Fight for Sight Ball Works for Stargardt Disease

“Whoever you are, I have always depended on the kindness of strangers.”

Blanche DuBois may as well have delivered this as a tagline for every charitable organization in the world. When Blanche uttered this line, from Tennessee Williams’s play A Streetcar Named Desire, it was for very different reasons and with very different consequences.

However, the reliance of charities on kind strangers is well-established. People who have

  • seen their homes destroyed by natural disasters,
  • people who have lost their jobs,
  • people who have rare diseases that don’t garner the same kind of funding that other, more glamorous diseases get

—these people rely on kind-hearted strangers to give of themselves to help a fellow human being.

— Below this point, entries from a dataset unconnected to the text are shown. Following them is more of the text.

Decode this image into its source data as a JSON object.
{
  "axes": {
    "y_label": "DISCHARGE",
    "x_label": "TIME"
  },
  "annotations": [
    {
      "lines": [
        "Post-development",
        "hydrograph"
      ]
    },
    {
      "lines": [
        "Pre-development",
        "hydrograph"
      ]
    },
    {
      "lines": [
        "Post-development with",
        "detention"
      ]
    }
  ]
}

Exactly such an event took place on March 11th of this year for the Fight for Sight charity. The campaign works to help fund research into inherited conditions that affect people’s ability to see, such as Stargardt disease.

Stargardt disease is a rare, inherited disorder that affects the light-sensitive sections of the eye.

Most individuals are diagnosed with this disease when they notice a distinct reduction in visual acuity during childhood. However, some people do not display symptoms until they are adults. There are no treatments for this disease, but with enough funding, it is possible that one may be developed.

The fundraising ball was held at The Runnymede Hotel in London to raise awareness and money for research into this sight-robbing disease. Organizers of the event, as well as attendees, are hopeful that with enough time and money, a cure can be found.

Guests paid nearly $100 to attend and were entertained by Jamie Raven, a contestant from Britain’s Got Talent, and singers from London’s theater district, The Patriot Girls.